In a multitude of ways, Deepest Light became an album through which the band would explore the most tender and difficult pieces of their lives. “We tackle some serious emotional themes and play very heartfelt and raw music together,” Earle says.
It is perhaps the composition of the band that allows them to be so vulnerable and find such a unique kismet. In addition to Earle and Howard, the band is comprised of their longtime friend Sean Farrell on bass along with another married couple, Danny Johnson on drums and Angie Johnson providing sax, violin and backing vocals.
“We are very real with one another, for better or for worse,” Howard says. “That type of intimacy allows for a lot of honesty.”

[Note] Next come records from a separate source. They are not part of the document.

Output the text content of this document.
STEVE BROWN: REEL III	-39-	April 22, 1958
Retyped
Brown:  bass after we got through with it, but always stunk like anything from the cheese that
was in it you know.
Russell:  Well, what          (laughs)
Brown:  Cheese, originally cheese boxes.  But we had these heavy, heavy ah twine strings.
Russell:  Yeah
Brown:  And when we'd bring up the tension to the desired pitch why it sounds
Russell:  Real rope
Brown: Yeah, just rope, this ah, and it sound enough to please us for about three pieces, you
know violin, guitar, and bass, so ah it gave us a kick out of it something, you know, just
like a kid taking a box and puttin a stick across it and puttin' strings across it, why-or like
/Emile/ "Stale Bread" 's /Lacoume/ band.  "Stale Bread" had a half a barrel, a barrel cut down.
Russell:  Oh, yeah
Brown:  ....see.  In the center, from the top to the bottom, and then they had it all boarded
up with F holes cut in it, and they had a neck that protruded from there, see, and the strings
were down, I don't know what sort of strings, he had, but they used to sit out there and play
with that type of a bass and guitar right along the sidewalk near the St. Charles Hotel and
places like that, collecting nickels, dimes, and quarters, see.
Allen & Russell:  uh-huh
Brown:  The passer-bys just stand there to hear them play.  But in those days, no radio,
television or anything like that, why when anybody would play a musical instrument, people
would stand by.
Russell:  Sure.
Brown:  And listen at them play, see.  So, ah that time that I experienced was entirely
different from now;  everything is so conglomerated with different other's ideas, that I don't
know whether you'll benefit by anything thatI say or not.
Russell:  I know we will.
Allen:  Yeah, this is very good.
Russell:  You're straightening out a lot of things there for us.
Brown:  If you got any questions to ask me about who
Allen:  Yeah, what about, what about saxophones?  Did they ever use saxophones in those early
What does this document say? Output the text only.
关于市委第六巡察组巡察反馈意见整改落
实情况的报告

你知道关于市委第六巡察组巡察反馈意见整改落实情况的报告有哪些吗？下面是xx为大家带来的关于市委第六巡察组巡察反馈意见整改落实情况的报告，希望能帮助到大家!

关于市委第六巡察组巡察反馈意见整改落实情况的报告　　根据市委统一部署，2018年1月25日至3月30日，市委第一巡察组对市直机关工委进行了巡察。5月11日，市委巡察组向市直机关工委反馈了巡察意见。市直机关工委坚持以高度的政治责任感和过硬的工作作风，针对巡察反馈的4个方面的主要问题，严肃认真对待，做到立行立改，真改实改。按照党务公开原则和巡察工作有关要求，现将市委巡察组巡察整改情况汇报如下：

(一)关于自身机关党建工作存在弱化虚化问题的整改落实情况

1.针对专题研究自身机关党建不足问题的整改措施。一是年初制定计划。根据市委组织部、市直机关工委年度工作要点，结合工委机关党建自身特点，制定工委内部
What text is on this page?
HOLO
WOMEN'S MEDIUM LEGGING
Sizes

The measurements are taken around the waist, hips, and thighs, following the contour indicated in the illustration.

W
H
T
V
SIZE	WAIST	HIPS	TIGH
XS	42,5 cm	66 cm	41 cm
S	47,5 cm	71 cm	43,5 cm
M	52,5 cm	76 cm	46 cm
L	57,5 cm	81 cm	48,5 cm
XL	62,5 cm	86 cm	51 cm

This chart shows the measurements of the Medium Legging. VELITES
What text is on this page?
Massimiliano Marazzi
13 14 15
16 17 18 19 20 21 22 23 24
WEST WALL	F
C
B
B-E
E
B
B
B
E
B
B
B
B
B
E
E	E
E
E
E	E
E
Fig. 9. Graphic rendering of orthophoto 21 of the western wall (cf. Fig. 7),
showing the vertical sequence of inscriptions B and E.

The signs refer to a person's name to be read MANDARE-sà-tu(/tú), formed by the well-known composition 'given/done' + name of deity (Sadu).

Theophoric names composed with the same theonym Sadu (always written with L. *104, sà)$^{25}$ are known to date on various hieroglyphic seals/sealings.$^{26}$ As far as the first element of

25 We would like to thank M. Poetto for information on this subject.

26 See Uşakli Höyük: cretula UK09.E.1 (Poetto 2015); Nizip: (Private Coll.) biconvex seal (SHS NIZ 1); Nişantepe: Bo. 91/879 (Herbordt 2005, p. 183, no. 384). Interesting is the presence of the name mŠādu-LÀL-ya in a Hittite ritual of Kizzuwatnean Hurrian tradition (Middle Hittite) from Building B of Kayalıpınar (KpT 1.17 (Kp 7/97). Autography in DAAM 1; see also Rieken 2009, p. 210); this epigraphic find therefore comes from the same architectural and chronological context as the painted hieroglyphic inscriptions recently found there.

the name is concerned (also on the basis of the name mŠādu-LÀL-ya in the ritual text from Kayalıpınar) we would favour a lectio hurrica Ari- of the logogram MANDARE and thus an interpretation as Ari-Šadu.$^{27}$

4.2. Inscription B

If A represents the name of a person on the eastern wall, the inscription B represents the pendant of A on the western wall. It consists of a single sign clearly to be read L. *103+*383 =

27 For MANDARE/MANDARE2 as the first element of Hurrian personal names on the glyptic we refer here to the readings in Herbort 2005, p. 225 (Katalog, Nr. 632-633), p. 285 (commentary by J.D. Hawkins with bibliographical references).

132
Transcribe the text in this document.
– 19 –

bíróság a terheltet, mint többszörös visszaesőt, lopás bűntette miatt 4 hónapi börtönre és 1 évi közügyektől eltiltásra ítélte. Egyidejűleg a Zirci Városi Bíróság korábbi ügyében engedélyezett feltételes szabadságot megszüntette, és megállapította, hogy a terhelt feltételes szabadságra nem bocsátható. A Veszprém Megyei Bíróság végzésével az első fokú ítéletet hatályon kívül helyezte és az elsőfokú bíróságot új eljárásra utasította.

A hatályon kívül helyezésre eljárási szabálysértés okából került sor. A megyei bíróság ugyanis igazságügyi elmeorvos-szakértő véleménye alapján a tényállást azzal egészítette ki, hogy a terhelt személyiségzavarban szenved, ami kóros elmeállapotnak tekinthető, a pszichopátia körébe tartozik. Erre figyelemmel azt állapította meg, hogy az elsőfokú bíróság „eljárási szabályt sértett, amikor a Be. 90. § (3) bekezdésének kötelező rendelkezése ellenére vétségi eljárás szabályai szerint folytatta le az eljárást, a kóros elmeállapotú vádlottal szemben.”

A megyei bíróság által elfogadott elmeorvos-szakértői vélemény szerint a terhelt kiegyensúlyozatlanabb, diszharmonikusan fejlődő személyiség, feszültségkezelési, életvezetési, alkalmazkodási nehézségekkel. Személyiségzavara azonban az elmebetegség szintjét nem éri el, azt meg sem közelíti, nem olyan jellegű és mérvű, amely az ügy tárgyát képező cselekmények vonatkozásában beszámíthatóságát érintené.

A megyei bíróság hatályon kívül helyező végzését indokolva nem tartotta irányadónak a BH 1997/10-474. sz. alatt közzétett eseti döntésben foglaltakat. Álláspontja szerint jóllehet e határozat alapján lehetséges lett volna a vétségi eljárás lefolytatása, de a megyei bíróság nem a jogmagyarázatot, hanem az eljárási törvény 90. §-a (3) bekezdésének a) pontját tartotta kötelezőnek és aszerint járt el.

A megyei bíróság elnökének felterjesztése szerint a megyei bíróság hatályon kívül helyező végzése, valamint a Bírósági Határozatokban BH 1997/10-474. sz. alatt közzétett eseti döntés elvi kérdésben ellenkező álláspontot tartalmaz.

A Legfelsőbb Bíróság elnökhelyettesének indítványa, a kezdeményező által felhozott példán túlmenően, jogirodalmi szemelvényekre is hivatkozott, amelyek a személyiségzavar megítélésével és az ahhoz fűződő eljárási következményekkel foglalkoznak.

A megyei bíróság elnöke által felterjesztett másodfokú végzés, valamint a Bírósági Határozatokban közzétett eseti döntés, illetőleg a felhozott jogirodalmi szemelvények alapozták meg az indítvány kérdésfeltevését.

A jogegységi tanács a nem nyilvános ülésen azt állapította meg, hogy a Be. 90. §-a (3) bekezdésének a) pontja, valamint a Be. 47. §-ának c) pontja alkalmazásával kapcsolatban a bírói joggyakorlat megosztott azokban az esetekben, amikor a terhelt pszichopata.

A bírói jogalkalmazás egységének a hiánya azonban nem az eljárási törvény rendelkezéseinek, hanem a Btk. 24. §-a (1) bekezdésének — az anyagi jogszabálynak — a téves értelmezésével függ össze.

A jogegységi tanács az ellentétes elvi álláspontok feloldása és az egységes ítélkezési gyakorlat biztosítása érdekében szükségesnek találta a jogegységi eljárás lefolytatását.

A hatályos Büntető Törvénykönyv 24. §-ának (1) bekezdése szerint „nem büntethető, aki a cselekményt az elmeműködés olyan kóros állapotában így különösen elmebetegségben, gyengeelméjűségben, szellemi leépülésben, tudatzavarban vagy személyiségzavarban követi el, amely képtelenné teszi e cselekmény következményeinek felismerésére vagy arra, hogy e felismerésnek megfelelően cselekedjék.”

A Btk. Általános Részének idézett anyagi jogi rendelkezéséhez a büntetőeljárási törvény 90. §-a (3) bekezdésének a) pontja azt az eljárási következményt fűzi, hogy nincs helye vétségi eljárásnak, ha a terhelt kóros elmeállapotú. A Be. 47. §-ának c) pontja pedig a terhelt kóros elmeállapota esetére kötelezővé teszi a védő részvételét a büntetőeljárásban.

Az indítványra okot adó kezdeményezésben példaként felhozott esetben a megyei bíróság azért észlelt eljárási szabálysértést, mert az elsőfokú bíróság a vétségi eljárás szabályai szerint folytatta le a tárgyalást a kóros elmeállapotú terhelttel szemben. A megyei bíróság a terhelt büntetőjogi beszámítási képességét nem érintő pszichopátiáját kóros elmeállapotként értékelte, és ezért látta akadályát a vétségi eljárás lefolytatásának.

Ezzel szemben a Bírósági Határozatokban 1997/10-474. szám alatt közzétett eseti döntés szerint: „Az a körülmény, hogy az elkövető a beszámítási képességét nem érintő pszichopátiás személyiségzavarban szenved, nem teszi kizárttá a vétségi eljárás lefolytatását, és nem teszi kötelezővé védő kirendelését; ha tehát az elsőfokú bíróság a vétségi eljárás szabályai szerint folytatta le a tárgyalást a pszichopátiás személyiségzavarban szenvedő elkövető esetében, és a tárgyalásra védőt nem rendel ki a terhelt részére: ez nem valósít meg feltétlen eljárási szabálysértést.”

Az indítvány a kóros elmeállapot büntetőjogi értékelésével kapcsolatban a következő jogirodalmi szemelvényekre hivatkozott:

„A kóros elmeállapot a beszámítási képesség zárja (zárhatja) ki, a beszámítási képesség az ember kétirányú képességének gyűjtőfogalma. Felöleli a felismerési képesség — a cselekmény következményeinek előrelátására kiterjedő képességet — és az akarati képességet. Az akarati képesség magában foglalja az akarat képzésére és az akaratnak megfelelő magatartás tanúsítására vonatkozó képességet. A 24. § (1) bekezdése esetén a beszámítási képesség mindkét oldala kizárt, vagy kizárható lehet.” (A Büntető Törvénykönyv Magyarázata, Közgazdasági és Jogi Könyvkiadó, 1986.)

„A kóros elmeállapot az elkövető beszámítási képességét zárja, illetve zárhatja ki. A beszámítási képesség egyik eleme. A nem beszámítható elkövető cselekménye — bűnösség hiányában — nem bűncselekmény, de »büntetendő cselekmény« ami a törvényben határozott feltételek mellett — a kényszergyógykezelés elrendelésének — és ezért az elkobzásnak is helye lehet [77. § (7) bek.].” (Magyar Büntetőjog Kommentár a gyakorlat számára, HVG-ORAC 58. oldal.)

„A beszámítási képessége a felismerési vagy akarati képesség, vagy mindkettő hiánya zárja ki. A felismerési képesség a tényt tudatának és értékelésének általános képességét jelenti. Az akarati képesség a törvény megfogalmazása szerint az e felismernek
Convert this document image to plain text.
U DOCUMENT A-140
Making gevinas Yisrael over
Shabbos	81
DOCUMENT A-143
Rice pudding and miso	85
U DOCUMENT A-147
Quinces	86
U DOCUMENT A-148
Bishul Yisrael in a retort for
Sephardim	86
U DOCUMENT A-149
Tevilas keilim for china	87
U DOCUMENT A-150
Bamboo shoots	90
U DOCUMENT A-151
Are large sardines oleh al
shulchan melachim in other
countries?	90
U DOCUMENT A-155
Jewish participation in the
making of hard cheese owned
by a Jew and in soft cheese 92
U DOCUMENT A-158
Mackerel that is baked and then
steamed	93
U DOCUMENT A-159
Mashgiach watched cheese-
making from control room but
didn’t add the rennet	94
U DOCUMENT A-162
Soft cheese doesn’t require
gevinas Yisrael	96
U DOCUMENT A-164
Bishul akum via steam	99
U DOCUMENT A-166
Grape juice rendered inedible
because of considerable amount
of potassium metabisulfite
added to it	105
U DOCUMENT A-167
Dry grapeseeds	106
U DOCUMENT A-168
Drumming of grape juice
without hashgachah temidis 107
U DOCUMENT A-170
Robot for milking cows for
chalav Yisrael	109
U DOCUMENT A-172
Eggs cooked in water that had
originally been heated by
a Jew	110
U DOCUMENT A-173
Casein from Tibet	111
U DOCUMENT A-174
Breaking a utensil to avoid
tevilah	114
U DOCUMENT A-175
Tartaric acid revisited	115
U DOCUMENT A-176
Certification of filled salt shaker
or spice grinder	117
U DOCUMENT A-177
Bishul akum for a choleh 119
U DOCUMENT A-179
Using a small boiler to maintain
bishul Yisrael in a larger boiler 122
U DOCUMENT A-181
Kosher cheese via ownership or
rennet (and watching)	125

Without that openness, Howard recognizes that certain songs may never have made it to the album. When approaching the song “Break,” which was Howard’s first effort to write about the death of her father at 17, she remembers, “It wasn’t landing right... the band didn’t know what the song was about.” Howard adds that with Earle’s support, she was able to share the song’s subject. “That little bit of insight, me opening up to them, allowed it to flow better. They understood the gravity of it.”
Together, the band would support each other through the artistic expression of many such endeavors to compile Deepest Light. Of the title track, Earle recalls, “The song is written as a letter to a dear friend.” After feeling a chasm of emotional space grow between them, Earle remembers taking a precious opportunity to reconnect during a chance encounter over lunch, which stretched long into the afternoon.
“I called in sick,” he says. Throughout their conversation, Earle struggled to express how much he cared for his friend after being met with resistance. “[They felt] I couldn’t love them because I’d never known them,” Earle tells.
“This song is kind of a rebuttal to that,” he says. “It is an argument that regardless of how much someone close to you chooses to keep hidden from you, this concealment doesn’t mean that that person wasn’t seen and loved... I don’t know if you can ever know someone wholly.”
Left with no phone and no forwarding address, all Earle could do was bring the song into the studio and share it with his bandmates, who held space for him and helped him create this last love letter.
Side by side, The Get Ahead share great loss and great joy, leaning on one another and moving forward thanks to the musical family they’ve nurtured.